Introduction
The AI industry is predicted to witness significant expansion, going from a value of $81B in 2022 to an astonishing $909B by 2030. This growth is projected to occur at an impressive 35% CAGR between the years 2022 and 2030.
Today, out of the five forefront AI technologies gaining traction, generative AI, synonymous with "creation" in our AI value chain, exhibits the most rapid growth.
This high-level summary zeroes in on generative AI and provides a strategic framework for considering each element of the AI value chain.
Generative AI is poised to potentially disrupt businesses in every sector in the near future.
As the accuracy of generative AI improves alongside its ability to offer trustworthy factual counsel, its influence will permeate various sectors and business operations.
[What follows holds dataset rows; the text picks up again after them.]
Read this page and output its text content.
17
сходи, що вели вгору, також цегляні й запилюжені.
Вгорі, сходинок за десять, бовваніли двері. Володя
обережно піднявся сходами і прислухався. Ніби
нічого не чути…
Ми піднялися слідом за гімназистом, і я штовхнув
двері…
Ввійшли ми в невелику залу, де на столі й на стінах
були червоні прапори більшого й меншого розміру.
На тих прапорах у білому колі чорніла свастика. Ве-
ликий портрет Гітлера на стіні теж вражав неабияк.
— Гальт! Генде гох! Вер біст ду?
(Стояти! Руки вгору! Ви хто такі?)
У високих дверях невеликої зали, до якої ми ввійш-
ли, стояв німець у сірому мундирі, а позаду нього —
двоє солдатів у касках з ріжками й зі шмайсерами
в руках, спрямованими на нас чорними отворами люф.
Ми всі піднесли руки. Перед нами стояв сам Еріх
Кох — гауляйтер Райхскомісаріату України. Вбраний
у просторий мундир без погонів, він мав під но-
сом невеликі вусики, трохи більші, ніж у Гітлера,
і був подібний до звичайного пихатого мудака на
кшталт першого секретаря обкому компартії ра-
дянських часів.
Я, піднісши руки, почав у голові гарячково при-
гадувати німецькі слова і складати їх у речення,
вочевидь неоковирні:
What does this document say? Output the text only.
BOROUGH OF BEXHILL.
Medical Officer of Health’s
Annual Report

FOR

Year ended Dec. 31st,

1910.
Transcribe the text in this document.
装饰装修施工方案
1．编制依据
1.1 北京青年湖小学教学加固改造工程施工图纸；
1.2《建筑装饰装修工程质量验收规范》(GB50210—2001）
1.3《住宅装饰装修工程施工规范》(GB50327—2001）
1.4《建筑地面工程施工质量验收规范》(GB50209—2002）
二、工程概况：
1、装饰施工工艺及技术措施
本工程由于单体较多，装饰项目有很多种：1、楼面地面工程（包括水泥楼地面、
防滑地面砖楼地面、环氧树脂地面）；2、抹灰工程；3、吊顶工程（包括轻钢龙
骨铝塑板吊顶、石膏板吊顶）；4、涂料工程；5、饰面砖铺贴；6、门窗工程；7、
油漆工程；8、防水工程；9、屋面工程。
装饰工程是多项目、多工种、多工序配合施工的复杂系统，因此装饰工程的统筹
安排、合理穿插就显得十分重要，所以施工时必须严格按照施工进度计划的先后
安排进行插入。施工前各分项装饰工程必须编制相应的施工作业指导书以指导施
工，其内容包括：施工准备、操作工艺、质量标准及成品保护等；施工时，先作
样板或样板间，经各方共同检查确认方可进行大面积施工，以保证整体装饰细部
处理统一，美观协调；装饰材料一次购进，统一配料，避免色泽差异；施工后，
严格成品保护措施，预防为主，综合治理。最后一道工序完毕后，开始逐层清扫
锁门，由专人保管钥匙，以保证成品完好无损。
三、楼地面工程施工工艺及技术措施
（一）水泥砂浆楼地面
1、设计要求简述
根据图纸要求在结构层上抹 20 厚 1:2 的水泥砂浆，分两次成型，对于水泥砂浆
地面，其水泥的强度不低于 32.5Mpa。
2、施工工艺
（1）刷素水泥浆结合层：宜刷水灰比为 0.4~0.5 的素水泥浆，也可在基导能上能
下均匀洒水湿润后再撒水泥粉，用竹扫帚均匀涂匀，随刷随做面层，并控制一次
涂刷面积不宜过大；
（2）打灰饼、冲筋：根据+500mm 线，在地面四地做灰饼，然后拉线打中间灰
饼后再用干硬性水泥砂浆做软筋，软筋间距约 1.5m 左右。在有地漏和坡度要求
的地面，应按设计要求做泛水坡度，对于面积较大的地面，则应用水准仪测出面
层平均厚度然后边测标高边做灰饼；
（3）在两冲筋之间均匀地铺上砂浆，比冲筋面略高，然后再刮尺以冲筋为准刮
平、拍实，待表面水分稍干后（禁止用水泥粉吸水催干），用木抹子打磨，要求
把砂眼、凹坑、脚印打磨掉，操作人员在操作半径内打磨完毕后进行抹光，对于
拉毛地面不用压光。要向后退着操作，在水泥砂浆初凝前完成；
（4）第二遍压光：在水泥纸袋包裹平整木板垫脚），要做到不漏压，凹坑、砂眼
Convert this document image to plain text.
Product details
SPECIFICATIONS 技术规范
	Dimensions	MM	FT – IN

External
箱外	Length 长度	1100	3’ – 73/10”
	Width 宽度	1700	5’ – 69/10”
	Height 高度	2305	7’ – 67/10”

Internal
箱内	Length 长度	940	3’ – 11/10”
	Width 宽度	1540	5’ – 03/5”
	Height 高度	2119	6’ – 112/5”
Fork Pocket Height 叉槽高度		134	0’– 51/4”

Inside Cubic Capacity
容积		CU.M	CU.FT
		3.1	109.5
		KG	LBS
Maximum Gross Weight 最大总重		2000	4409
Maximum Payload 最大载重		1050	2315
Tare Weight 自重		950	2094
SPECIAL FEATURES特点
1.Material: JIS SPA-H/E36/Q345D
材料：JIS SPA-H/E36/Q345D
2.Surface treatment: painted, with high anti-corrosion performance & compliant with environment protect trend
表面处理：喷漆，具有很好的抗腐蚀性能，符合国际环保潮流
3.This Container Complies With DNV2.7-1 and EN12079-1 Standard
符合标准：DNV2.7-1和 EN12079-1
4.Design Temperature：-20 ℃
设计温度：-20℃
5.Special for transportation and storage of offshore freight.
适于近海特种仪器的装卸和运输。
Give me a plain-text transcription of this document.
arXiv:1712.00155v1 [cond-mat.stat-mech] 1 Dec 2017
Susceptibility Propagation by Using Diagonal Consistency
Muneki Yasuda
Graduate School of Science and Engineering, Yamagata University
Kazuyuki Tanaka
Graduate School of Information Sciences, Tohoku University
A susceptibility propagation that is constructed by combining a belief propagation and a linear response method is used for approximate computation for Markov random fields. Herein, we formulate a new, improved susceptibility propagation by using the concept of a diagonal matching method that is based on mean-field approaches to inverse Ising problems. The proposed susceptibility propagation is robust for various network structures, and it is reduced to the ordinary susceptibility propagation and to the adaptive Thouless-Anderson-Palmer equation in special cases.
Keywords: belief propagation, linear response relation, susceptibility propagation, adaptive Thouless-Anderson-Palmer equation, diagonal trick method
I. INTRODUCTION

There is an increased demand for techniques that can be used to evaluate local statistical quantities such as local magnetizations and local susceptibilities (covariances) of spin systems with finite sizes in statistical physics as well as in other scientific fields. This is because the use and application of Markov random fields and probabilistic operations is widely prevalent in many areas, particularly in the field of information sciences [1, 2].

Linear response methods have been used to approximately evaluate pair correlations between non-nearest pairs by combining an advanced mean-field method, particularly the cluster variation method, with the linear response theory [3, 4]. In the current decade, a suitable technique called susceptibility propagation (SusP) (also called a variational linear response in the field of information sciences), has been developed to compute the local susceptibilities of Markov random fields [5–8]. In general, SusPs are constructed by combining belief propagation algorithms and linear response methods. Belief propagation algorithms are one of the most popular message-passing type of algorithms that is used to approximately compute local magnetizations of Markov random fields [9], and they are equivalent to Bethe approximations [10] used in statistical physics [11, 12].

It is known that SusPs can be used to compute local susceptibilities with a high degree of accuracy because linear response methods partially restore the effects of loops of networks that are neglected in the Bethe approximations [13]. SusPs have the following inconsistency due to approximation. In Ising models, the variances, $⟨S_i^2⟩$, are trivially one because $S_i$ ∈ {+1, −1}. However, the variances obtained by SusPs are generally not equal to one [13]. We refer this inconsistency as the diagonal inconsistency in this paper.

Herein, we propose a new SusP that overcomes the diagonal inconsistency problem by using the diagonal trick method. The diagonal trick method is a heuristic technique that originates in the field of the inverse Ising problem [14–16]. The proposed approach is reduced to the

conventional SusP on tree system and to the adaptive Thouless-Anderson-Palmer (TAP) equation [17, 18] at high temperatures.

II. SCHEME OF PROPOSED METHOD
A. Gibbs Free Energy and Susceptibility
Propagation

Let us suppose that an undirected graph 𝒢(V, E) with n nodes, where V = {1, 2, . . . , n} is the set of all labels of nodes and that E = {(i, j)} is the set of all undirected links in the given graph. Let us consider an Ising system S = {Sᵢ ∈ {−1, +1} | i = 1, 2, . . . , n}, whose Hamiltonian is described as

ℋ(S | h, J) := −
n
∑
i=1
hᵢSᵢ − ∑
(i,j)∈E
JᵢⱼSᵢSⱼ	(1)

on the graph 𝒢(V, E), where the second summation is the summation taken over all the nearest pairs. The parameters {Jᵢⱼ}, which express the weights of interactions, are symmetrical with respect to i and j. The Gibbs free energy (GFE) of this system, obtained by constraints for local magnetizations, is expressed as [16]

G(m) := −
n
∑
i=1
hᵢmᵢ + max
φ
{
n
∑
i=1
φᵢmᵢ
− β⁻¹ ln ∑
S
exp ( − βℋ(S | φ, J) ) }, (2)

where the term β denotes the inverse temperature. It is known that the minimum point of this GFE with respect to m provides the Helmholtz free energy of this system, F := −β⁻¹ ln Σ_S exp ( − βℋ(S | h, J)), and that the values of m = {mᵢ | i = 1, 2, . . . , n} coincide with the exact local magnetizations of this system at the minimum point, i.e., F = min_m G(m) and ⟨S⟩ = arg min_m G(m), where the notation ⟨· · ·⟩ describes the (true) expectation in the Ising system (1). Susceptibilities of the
Applications span a wide spectrum, from customer assistance chatbots and production of news and marketing content, to code generation and product blueprinting.
Recommendations for management
Priority
Launch an internal process review to determine opportunities and risks of generative AI at process/task level (focus on tolerance for accuracy, need for factual advice, and product substitution potential)
High
Set company’s view on expected timeframe for i) accurate generative AI and ii) arrival of full substitutive AI (AGI)
Medium
Define full AI adoption strategy considering future scenarios (particularly i) and ii)
Medium
Define corporate policy to acquire generative AI capabilities (organic, partnership, off-the-shelf)
Medium
Understand regulatory framework particularly as it relates to data privacy and intellectual property ownership
High
Launch generative AI pilot projects to learn and understand technology
High
How much will the following technologies disrupt your industry?
During the first quarter of 2023, AI consistently retained its status as the technology regarded as the most transformative. This is a position it has successfully maintained since the third quarter of 2021.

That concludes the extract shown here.